SB 326 centralizes modeling and sets a common metric — risk‑to‑spend efficiency — to prioritize interventions. That approach increases transparency and comparability, but it also imports the familiar risks of model dependence: the outputs will be sensitive to assumptions about ignition probability, suppression capacity, asset valuation, co‑benefits, and discounting.
Regions that see lower modeled returns (for example, where human exposure is low but ecological values are high) could lose out on discretionary funding even if local stakeholders view treatments as vital for other reasons. The bill tries to mitigate that by requiring public posting of analytic bases and by allowing other factors in project selection, but tension remains between model‑driven prioritization and locally determined needs.
Another implementation tension lies in the funding‑enforcement linkage.
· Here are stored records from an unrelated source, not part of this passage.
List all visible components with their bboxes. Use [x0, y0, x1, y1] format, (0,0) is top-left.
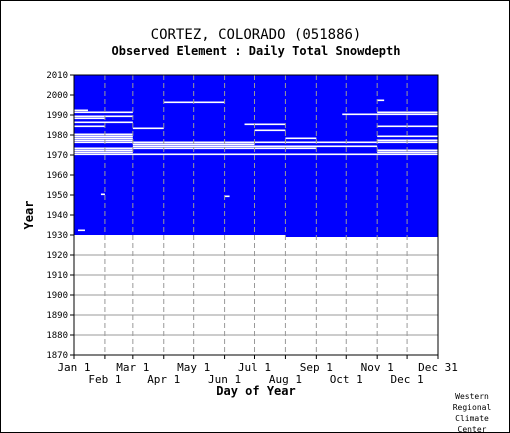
- x-tick-label: Jun 1: [208, 373, 241, 386]
- missing-data-bar: [132, 143, 255, 146]
- missing-data-bar: [224, 195, 230, 198]
- y-tick-label: 2010: [46, 71, 68, 81]
- x-tick-label: Oct 1: [330, 373, 363, 386]
- missing-data-bar: [74, 135, 133, 138]
- missing-data-bar: [132, 127, 164, 130]
- y-tick-label: 1890: [46, 311, 68, 321]
- y-tick-label: 1930: [46, 231, 68, 241]
- y-tick-label: 2000: [46, 91, 68, 101]
- x-tick-label: Apr 1: [147, 373, 180, 386]
- missing-data-bar: [74, 125, 105, 128]
- missing-data-bar: [132, 145, 378, 148]
- y-tick-label: 1940: [46, 211, 68, 221]
- missing-data-bar: [74, 111, 133, 114]
- credit-block: Western Regional Climate Center: [447, 391, 497, 433]
- chart-title: CORTEZ, COLORADO (051886): [150, 27, 362, 43]
- missing-data-bar: [77, 229, 85, 232]
- x-axis-title: Day of Year: [216, 384, 295, 398]
- missing-data-bar: [377, 151, 438, 154]
- credit-line: Climate: [455, 414, 489, 423]
- x-tick-label: Sep 1: [300, 361, 333, 374]
- y-tick-label: 1960: [46, 171, 68, 181]
- credit-line: Western: [455, 392, 489, 401]
- missing-data-bar: [74, 117, 105, 120]
- y-tick-label: 1880: [46, 331, 68, 341]
- credit-line: Center: [457, 425, 487, 433]
- x-tick-label: Jul 1: [238, 361, 271, 374]
- x-tick-label: Mar 1: [116, 361, 149, 374]
- missing-data-bar: [74, 139, 133, 142]
- missing-data-bar: [74, 141, 438, 144]
- y-tick-label: 1900: [46, 291, 68, 301]
- missing-data-bar: [74, 153, 438, 156]
- x-tick-label: Dec 1: [391, 373, 424, 386]
- missing-data-bar: [254, 129, 286, 132]
- missing-data-bar: [377, 99, 385, 102]
- x-tick-label: Aug 1: [269, 373, 302, 386]
- pre-record-gap: [74, 235, 286, 237]
- missing-data-bar: [285, 137, 317, 140]
- y-tick-label: 1950: [46, 191, 68, 201]
- y-tick-label: 1910: [46, 271, 68, 281]
- x-tick-label: May 1: [177, 361, 210, 374]
- missing-data-bar: [74, 109, 88, 112]
- missing-data-bar: [377, 135, 438, 138]
- missing-data-bar: [74, 149, 133, 152]
- y-tick-label: 1980: [46, 131, 68, 141]
- x-tick-label: Nov 1: [361, 361, 394, 374]
- x-tick-label: Jan 1: [57, 361, 90, 374]
- y-axis-title: Year: [22, 201, 36, 230]
- x-tick-label: Feb 1: [88, 373, 121, 386]
- missing-data-bar: [100, 193, 105, 196]
- missing-data-bar: [74, 115, 133, 118]
- y-tick-label: 1970: [46, 151, 68, 161]
- chart-subtitle: Observed Element : Daily Total Snowdepth: [111, 44, 401, 58]
- x-tick-label: Dec 31: [418, 361, 458, 374]
- data-coverage-block: [74, 75, 438, 237]
- missing-data-bar: [74, 121, 133, 124]
- y-tick-label: 1870: [46, 351, 68, 361]
- missing-data-bar: [377, 111, 438, 114]
- missing-data-bar: [74, 151, 133, 154]
- missing-data-bar: [74, 147, 317, 150]
- missing-data-bar: [244, 123, 286, 126]
- credit-line: Regional: [452, 403, 492, 412]
- missing-data-bar: [342, 113, 438, 116]
- missing-data-bar: [74, 133, 133, 136]
- missing-data-bar: [74, 137, 133, 140]
- y-tick-label: 1920: [46, 251, 68, 261]
- y-tick-label: 1990: [46, 111, 68, 121]
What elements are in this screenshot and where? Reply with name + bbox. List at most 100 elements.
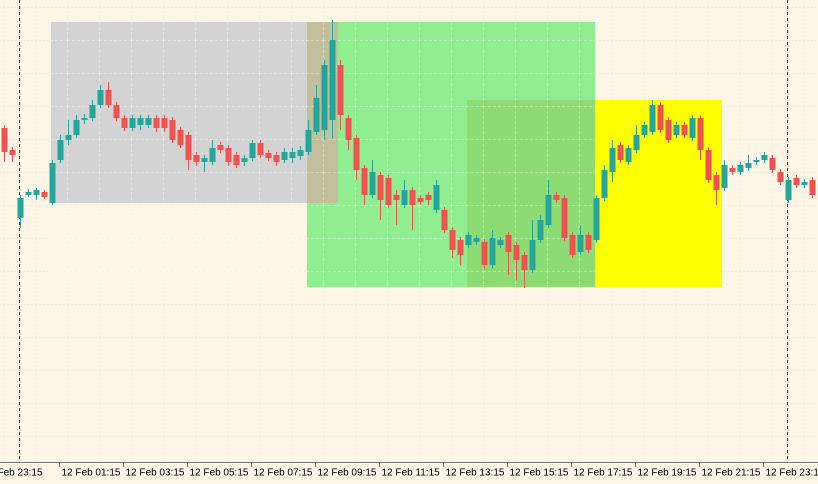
candle-body (697, 118, 704, 150)
candle-body (465, 235, 472, 245)
zone-grid (51, 22, 595, 287)
candle-body (761, 155, 768, 160)
x-tick-label: 12 Feb 23:15 (766, 468, 818, 479)
candle-body (57, 140, 64, 160)
candle-body (393, 195, 400, 200)
candle-body (449, 230, 456, 250)
x-tick-label: 12 Feb 19:15 (638, 468, 697, 479)
x-tick-label: 12 Feb 13:15 (446, 468, 505, 479)
candle-body (569, 235, 576, 255)
candle-body (257, 143, 264, 155)
candle-body (457, 240, 464, 255)
candle-body (649, 105, 656, 132)
candle-body (721, 165, 728, 188)
candle-body (481, 242, 488, 265)
candle-body (345, 118, 352, 140)
candle-body (409, 190, 416, 205)
candle-body (209, 148, 216, 162)
candle-body (633, 135, 640, 150)
candle-body (281, 152, 288, 160)
candle-body (433, 185, 440, 210)
x-tick-label: 12 Feb 01:15 (62, 468, 121, 479)
candle-body (617, 145, 624, 160)
candle-body (49, 163, 56, 203)
candle-body (137, 118, 144, 125)
candle-body (553, 195, 560, 200)
candle-body (777, 172, 784, 182)
x-tick-label: 12 Feb 11:15 (382, 468, 441, 479)
candle-body (289, 152, 296, 158)
candle-body (545, 195, 552, 225)
candle-body (513, 245, 520, 260)
candle-body (521, 255, 528, 270)
candle-body (105, 90, 112, 105)
candle-body (377, 175, 384, 200)
candle-body (65, 135, 72, 140)
x-tick-label: 12 Feb 03:15 (126, 468, 185, 479)
candle-body (609, 148, 616, 172)
candle-body (129, 118, 136, 128)
candle-body (273, 155, 280, 162)
candle-body (601, 170, 608, 198)
candle-body (73, 120, 80, 135)
candle-body (441, 210, 448, 230)
candle-body (217, 145, 224, 150)
candle-body (249, 143, 256, 158)
x-tick-label: 12 Feb 21:15 (702, 468, 761, 479)
candle-body (265, 153, 272, 158)
candle-body (1, 128, 8, 152)
candle-body (321, 65, 328, 130)
candle-body (193, 155, 200, 162)
candle-body (185, 135, 192, 160)
candle-body (241, 158, 248, 162)
candle-body (505, 235, 512, 252)
candle-body (97, 90, 104, 105)
candle-body (369, 172, 376, 195)
candle-body (401, 190, 408, 205)
candle-body (529, 240, 536, 270)
candle-body (729, 168, 736, 172)
x-tick-label: 12 Feb 05:15 (190, 468, 249, 479)
candle-body (361, 168, 368, 195)
candle-body (537, 220, 544, 240)
candle-body (25, 192, 32, 195)
candle-body (121, 118, 128, 128)
candle-body (169, 120, 176, 140)
candle-body (385, 178, 392, 205)
candle-body (17, 198, 24, 218)
candle-body (689, 118, 696, 138)
candle-body (233, 155, 240, 165)
candle-body (9, 150, 16, 155)
candle-body (161, 118, 168, 128)
candle-body (785, 180, 792, 200)
candle-body (425, 195, 432, 200)
candle-body (305, 130, 312, 152)
candle-body (113, 105, 120, 118)
candle-body (753, 160, 760, 162)
candle-body (681, 125, 688, 135)
candle-body (561, 198, 568, 238)
candle-body (417, 198, 424, 202)
candle-body (801, 182, 808, 185)
candle-body (497, 240, 504, 245)
candle-body (201, 158, 208, 162)
candle-body (41, 192, 48, 197)
candle-body (577, 235, 584, 252)
x-tick-label: 12 Feb 07:15 (254, 468, 313, 479)
candle-body (673, 125, 680, 135)
candle-body (793, 178, 800, 185)
candle-body (329, 40, 336, 120)
candle-body (89, 105, 96, 118)
candle-body (337, 65, 344, 115)
candle-body (33, 190, 40, 195)
candle-body (657, 105, 664, 130)
candle-body (641, 125, 648, 135)
x-tick-label: 12 Feb 17:15 (574, 468, 633, 479)
candle-body (809, 180, 816, 195)
candle-body (593, 198, 600, 240)
candle-body (153, 118, 160, 128)
candle-body (145, 118, 152, 125)
candle-body (225, 148, 232, 162)
candle-body (665, 120, 672, 140)
candle-body (353, 138, 360, 170)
The bill conditions improved inspection and enforcement activity on legislative appropriations and requires local ordinance adoption to receive inspector grants.
That reduces the risk that unfunded mandates will be imposed, but it also creates a timing mismatch: the ember‑resistant zone requirements exist in statute, enforcement practices cannot change without funding, and local governments may be pressed to adopt ordinances whose enforcement they cannot sustain without continued appropriations. Finally, the mandatory use of private consultants for core modeling work centralizes technical capability but raises questions about procurement standards, reproducibility of results, and reliance on proprietary models—issues that will matter for judicial review, interagency trust, and public confidence.